The most concerning of the three is CVE-2023-27394, which impacts the Osprey Pump Controller, given that it’s unauthenticated. A quick review of the PoC code shows that it happens to be incredibly easy exploit as well.
$ curl -s http://TARGET/DataLogView.php?eventFileSelected=;id
$ curl -s http://TARGET/EventsView.php?eventFileSelected=|id
$ curl -s http://TARGET/AlarmsView.php?eventFileSelected=`id`
Only one of these lines is required to start the exploit and then the attacker can execute arbitrary shell command on the device. To help put in perspective how easy this vulnerability is to exploit, one can just look at the results from our recent Capture the Flag competition. Trellix provided an open competition requiring red teamers and researchers to use their hacking skills to solve challenges specifically designed to be authentic to real world scenarios.
Our easiest challenge, with over 250 solves, required challengers to use the same techniques of the Osprey Pump exploit.

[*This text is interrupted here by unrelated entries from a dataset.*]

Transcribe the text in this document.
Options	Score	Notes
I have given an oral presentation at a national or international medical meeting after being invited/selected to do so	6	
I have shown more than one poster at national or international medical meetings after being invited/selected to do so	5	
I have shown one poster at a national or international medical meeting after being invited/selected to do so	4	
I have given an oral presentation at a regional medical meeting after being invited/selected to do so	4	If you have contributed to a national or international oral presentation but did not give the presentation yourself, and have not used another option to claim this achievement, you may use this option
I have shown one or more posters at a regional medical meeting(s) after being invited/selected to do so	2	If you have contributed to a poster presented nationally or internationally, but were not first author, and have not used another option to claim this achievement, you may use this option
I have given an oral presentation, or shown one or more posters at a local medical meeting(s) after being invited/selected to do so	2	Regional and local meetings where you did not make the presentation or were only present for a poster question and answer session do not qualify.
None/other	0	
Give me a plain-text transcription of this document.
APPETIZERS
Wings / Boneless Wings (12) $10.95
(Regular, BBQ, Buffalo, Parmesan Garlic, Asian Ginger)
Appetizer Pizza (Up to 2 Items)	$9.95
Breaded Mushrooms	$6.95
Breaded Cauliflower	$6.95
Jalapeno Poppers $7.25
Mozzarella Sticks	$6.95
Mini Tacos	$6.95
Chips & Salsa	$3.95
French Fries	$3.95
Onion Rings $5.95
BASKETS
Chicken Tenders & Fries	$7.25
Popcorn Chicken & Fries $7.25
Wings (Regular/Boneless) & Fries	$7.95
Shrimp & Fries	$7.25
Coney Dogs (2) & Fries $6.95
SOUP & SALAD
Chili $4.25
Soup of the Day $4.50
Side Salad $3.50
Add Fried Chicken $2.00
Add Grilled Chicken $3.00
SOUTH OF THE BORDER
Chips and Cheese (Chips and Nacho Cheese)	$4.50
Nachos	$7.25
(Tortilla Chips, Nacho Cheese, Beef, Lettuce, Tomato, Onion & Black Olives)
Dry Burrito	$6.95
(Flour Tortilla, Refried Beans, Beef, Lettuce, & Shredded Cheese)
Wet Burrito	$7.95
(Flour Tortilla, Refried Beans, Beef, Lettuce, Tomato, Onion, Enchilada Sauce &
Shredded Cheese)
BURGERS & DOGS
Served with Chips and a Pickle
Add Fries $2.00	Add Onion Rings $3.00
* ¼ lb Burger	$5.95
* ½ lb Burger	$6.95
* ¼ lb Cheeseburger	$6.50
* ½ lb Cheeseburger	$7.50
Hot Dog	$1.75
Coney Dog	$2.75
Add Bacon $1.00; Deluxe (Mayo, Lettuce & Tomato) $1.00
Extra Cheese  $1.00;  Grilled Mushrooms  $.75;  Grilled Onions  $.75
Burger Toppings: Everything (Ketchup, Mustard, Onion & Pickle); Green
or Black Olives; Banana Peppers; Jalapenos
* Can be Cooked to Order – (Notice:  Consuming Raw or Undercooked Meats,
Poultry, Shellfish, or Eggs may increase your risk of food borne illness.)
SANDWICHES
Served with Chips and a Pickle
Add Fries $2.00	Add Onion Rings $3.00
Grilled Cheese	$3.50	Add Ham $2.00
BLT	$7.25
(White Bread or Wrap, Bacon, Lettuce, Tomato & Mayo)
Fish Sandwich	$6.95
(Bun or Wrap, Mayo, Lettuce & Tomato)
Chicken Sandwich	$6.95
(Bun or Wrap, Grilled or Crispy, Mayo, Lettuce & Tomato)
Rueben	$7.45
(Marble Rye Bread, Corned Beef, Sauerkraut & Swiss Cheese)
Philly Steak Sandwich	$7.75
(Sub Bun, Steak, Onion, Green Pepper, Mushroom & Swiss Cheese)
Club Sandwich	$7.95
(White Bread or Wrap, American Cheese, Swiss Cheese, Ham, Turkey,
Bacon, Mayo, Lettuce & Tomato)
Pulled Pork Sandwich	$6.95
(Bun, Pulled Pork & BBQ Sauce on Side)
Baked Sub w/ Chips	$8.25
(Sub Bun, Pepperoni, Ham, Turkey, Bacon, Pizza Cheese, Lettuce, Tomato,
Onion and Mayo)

This was the most solved challenges by a magnitude of 4, as seen in figure 6. CVE-2022-46649 also requires similar techniques but with a few more complications. For CVE-2023-27394 It’s the inclusion of special escape characters that allow the exploit to work. The parser erroneously treats the string past the escape character as a shell command. For CVE-2022-46649, it’s the exclusion of a character that enables an exploit to work. The parser attempts to remove the dangerous ‘-z’ flag but if you exclude a simple space, you can hide and execute a shell command.
So, what can you take from these findings? First and foremost, software-based solutions are the low-hanging fruit for vulnerability discovery. Fortunately, they are also easier to keep up to date in terms of versioning and patching. Ensure the business is using automated patching if possible. Device management and monitoring systems should be the next priority. Things can get rather difficult if these are purpose-built devices without robust central management. For anyone running these systems, it’s paramount to keep them up to date, if possible, and within vendor support. That may prove difficult or impossible for ICS systems if they don’t come with some form of user update method – in which case the documentation from each vendor can provide more information.
Proper network segregation and monitoring is important to provide some protection while security teams work out how to properly update and patch these systems. It’s certainly easier to focus on traditional attack vectors such as OS and web server vulnerabilities. But these findings make it clear that ignoring the potential impact of more domain specific solutions such as SCADA and ICS is not an option. It’s important that security teams work with their vendors and partners to ensure that each device is securely implemented, and the patching process works in a sustainable way for their business.